From left to right: John Devoy, Charles Underwood O'Connell, Henry (Harry) Mullady, Jeremiah O'Donovan Rossa, and John McClure.

Henry (Harry) Mullady (a.k.a. Henry Shaw) was a Fenian activist. He was part of The Cuba Five who were exiled from the U.K. in 1871.

==History==
He was arrested at the Ware in Dublin County, about 15 miles from Drogheda, on 7 March 1867, with two others. He was in possession of a loaded revolver and a book of letters. He remained in custody until, in February 1868, along with Ricard O'Sullivan Burke [a.k.a. George Berry, Edward C. Winslow and Wallace] and Joseph Theobald Casey (two Fenians accused of involvement in the escape of Thomas Kelly and Timothy Deasy during which a policeman was killed) he was indicted at Warwick Spring Assizes under the name he gave, 'Henry Shaw'. He was reported as being a twenty-six-year-old carpenter, an active Fenian and being able to read and write with difficulty [his surname was also variously recorded as Millady, Maleady, Mullidy and Mullida (see image)]. He was with Burke at the purchases of hundreds of rifles, pistols, revolvers and millions of percussion caps and other paraphernalia in Birmingham in 1865, with Burke and Casey in their preparations in Liverpool in 1866 and at several meetings where Fenian plans were made to raid the arsenal at Chester Castle on 11 February 1867. He had been engaged passing messages and as directed by the group's leaders.
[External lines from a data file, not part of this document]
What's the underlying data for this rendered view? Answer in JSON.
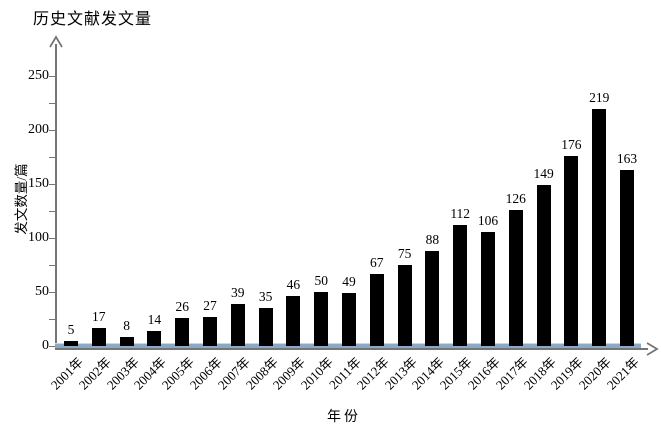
{
  "chart_title": "历史文献发文量",
  "colors": {
    "bar": "#000000",
    "axis_gray": "#757575",
    "baseline_blue": "#8aa9c6",
    "baseline_blue_highlight": "#c9d9e8",
    "text": "#000000",
    "background": "#ffffff"
  },
  "chart_data": {
    "type": "bar",
    "title": "历史文献发文量",
    "xlabel": "年份",
    "ylabel": "发文数量/篇",
    "categories": [
      "2001年",
      "2002年",
      "2003年",
      "2004年",
      "2005年",
      "2006年",
      "2007年",
      "2008年",
      "2009年",
      "2010年",
      "2011年",
      "2012年",
      "2013年",
      "2014年",
      "2015年",
      "2016年",
      "2017年",
      "2018年",
      "2019年",
      "2020年",
      "2021年"
    ],
    "values": [
      5,
      17,
      8,
      14,
      26,
      27,
      39,
      35,
      46,
      50,
      49,
      67,
      75,
      88,
      112,
      106,
      126,
      149,
      176,
      219,
      163
    ],
    "ylim": [
      0,
      250
    ],
    "ytick_labels": [
      0,
      50,
      100,
      150,
      200,
      250
    ],
    "ytick_label_step": 50,
    "minor_tick_step": 25,
    "grid": false,
    "legend": null,
    "data_labels": true,
    "axis_arrows": true
  }
}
The trial of Burke, Casey and Mullady [as 'Shaw'] at the Old Bailey was under the charge of treason-felony. Casey was acquitted, Burke sentenced to 15 years' penal servitude and Mullady, sentenced to seven years'. A general amnesty was announced at the beginning of January 1871. Mullady was released from prison on 7 January with conditions: he and four others chose the option of exile to the US. The group left Liverpool aboard the steamship Cuba. Upon the ship's arrival on 19 January, they were overwhelmed by a throng of Fenians (Thomas Kelly was secretary to the Fenian Brotherhood making the welcome) and some representatives of the U.S. Government, each in competition to receive them. Jeremiah O'Donovan Rossa read out a letter thanking all but announcing they would stay aboard for the night. Mullady's name, as Henry S. Mullady, was appended to the letter thus. The exiles became known as the Cuba Five. A collection had been made for them to start a new life, and the following day they were paraded along Broadway with an accompaniment of the 69th Infantry Regiment (the 'Irish Brigade').